The Chinese company’s announcement on Friday that it intends to take the latter route limits the prospects of a takeover in the near term and sent Campofrio’s shares down 4 percent.

Yet analysts at Portuguese bank BPI said that Shuanghui could simply be buying time to assess the outcome of a Campofrio restructuring and the integration of Smithfield.

“We see this merely as a delay of the M&A angle ... that should materialise at some point in the future,” BPI said in a research note, adding that it does not rule out another party trying to buy Campofrio in the meantime.

BPI noted that investment management firm Oaktree Capital (OAK.N), which owns 24 percent of Campofrio, should be a seller at the right price and that Campofrio is the main meat processor in Europe, offering strategic interest for other global meat processing companies.

After a drawn-out economic crisis during which foreign investors shunned Spanish assets, a number of overseas buyers are starting to close deals in Spain, drawn by bargains and predictions that the country is emerging from five years of stop-and-go recession.

    Colombian financier Jaime Gilinski recently committed to becoming the biggest shareholder of Spanish bank Sabadell (SABE.MC) and China’s richest man, Wang Jianlin, told Spanish news agency EFE this week that his next investment targets were Belgium and Spain.

    Spain’s Economy Ministry says that Hong Kong invested a total of 236 million euros in Spain the first six months of 2013, up from 40 million euros in the same period last year.
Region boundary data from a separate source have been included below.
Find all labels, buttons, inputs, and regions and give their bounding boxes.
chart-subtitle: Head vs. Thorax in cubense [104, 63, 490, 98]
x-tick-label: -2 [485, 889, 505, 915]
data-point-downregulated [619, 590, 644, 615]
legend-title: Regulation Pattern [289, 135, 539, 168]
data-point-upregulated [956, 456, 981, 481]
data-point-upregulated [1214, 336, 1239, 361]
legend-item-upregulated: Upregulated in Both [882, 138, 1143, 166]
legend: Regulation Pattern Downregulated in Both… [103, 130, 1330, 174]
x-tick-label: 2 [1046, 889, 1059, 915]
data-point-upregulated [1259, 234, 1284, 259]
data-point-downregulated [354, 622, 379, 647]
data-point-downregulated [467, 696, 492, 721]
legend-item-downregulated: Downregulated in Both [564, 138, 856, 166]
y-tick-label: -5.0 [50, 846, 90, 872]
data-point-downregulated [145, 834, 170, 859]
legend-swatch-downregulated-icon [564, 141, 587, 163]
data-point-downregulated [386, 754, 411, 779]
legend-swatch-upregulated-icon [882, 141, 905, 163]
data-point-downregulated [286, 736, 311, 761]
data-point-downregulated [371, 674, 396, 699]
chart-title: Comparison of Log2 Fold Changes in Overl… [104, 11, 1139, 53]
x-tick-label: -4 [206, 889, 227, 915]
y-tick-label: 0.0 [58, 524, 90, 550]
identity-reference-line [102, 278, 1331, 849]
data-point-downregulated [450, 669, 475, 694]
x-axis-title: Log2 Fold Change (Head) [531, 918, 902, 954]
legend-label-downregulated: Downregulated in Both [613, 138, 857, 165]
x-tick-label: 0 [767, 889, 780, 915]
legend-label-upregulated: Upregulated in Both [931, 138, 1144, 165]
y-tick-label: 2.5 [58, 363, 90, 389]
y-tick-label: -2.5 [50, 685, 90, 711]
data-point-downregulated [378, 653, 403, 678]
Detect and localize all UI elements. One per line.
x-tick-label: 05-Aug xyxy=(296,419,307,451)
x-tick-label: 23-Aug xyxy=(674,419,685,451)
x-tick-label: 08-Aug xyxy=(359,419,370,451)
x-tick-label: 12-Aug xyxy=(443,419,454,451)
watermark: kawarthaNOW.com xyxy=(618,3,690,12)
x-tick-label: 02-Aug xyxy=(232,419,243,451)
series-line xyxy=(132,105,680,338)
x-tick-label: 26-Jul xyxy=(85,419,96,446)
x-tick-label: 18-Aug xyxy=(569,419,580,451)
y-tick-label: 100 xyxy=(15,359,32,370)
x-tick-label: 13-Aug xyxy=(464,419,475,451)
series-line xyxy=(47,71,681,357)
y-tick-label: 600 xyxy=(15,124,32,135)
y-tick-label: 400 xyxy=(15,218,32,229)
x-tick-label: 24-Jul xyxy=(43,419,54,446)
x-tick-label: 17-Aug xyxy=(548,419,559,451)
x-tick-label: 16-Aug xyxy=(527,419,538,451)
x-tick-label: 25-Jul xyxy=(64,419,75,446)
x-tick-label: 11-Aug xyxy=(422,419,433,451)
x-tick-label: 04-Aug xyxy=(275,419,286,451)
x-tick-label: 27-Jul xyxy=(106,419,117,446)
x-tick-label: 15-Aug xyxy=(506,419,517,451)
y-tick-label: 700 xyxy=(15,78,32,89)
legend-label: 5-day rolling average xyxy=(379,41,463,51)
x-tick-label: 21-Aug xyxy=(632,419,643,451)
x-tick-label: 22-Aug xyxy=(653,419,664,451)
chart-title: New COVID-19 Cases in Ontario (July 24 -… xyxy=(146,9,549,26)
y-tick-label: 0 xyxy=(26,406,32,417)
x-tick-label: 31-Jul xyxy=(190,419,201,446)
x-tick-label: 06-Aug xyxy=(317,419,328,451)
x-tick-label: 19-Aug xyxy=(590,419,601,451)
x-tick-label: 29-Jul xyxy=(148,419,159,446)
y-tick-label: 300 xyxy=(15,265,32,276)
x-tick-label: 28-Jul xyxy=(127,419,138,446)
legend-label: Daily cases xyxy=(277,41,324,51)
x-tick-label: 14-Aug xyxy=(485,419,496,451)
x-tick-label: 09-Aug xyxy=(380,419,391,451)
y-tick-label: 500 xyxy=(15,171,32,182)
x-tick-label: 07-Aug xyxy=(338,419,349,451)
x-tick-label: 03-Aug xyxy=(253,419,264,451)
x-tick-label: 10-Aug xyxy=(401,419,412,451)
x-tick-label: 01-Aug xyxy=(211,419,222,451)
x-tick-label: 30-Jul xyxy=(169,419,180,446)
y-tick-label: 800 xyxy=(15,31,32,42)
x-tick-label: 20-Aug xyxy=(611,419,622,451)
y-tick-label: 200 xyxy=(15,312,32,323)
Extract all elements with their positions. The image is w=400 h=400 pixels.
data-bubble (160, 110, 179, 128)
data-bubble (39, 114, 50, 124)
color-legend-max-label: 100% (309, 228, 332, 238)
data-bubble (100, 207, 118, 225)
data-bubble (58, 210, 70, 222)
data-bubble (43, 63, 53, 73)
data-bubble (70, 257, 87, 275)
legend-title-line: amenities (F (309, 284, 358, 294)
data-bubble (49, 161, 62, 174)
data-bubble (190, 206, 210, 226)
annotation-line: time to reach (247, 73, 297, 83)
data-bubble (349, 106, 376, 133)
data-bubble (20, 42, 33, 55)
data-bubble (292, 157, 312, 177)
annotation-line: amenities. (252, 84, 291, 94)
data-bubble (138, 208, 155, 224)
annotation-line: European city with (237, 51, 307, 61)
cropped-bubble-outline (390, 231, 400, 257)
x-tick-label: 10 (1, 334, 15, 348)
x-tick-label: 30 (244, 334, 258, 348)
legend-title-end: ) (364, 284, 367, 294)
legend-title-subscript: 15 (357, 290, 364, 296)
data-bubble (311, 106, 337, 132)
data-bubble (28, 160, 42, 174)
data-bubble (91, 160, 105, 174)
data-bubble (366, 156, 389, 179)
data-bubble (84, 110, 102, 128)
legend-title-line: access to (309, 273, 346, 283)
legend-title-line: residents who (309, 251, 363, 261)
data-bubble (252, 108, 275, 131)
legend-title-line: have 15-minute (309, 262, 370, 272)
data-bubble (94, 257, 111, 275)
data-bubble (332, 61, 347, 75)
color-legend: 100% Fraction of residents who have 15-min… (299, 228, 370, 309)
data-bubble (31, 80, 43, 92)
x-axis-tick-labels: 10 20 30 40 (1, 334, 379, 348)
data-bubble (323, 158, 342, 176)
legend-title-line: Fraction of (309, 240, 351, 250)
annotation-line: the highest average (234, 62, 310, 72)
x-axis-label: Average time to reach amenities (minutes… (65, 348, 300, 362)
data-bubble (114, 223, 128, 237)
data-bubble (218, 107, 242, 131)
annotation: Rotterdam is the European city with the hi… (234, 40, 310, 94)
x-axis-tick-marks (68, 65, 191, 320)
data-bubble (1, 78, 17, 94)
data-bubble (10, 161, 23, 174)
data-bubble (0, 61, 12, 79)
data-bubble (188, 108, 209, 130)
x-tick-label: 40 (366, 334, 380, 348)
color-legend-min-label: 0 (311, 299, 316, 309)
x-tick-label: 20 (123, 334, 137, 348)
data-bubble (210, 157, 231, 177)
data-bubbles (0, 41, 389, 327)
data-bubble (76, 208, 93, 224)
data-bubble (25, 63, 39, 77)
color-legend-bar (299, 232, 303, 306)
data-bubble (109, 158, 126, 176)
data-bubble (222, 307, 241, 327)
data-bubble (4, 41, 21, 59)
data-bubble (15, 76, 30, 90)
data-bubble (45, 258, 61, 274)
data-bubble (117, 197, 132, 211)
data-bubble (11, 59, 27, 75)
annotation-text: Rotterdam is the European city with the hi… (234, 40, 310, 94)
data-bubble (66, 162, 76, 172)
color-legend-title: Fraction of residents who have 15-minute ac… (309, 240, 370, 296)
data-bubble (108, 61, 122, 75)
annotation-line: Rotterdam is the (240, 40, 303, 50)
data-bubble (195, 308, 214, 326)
OECD data shows that China spent $124 million on direct investment in Spain in 2011, up from $6.2 million in 2005.

    The purchase of Smithfield, which aims to satisfy China’s increasing appetite for pork, is the biggest acquisition of a U.S. business by a Chinese company. Including debt, the deal is valued at $7.1 billion.

    Campofrio shares were down 4.4 percent at 5.45 euros by 0929 GMT.